On a recent project, we built an OLAP piece to satisfy some of the reporting requirements. The app was a Rails app, but since we used MS SQL Server, we just built the OLAP piece using standard MS tooling (SSIS, SSAS, etc.).
During implementation of the OLAP thing, I recognized that 32 bits was way overkill for some of the primary keys in the app database. For instance, there’s one table that had 6 rows when we deployed, and there are probably no more than 50, let alone 5000000, possible entries in that table, ever. So I took the liberty of “optimizing” the post-ETL database to use smaller, 16-bit primary keys.

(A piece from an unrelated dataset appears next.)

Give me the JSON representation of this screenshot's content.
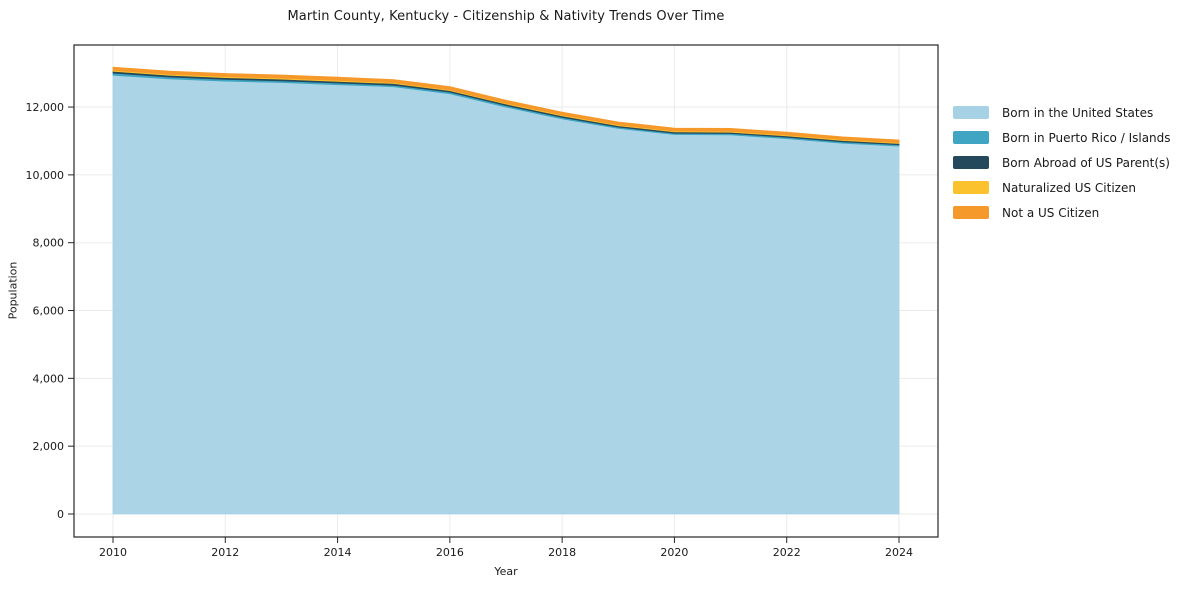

Things ran just fine for almost six months.
Right before Christmas, I got an email from the DBA, saying that the processing job just started reporting an error:
… Description: Data conversion failed while converting column “id” (199) to column “small_id” (142). The conversion returned status value 6 and status text “Conversion failed because the data value overflowed the specified type.”. …
It was obvious where that was coming from. At this point, I started asking myself, “Why in the world did I decide to truncate those integers?” I was a bit embarassed — such a n00b error.
But I was also curious why this problem happened so quickly. Like I said, the production database that we started with had max(id) == 6, and this table hardly ever got new rows. How did it get over 32767 so quickly? Did we have a weird migration? Or did the customer churn through that many tries at setting up a new value?
I found the answer while I was trying to set up a database to reproduce the error. I thought it was going to be a pain to get a value high enough into the PK, since PKs are usually a little tricky to insert arbitrarily. I decided the easy way to do it would be to bump the sequence up to 100,000 or so, and then use the app to generate some bad data. So the first step was to check what the next sequence value was.
dbcc checkident('things', noreseed)
Checking identity information: current identity value '1460103721', ...
select max(id) from things
So how did a “6” get translated to “1460103721”?
Well, remember that this was a Rails app. To initially populate this table, we used a fixture. We loaded the fixture in a migration. There were several iterations of the initial data, so several migrations loaded several fixtures on top of each other. Early in the project, we used Rails’s magic autonumbering fixtures for the initial data. Rails basically creates a hash of the fixture name to generate the id. Near the 1.0 release, I got paranoid about Rails generating an ID close enough to MAX_INT that the customer wouldn’t be able to add a reasonable number of new entries to the table, so we switched to hand-numbered fixtures. Evidently, the last fixture load (the one with max(id) == 6) should have also reset the sequence so the next value would be 7, not 1460103722.
Looking through the tables now, it looks like most of them are on the order of 1,000,000,000 away from max. The closest one is the admin users table, which is at 2,126,185,674. So the app will only support 21,297,973 more admin users. I think I’m comfortable with that.
Anyway, back to my main point: Don’t truncate data! Even if you think you’re being all slick and saving all kinds of space (I was saving 500 KB!) don’t do it!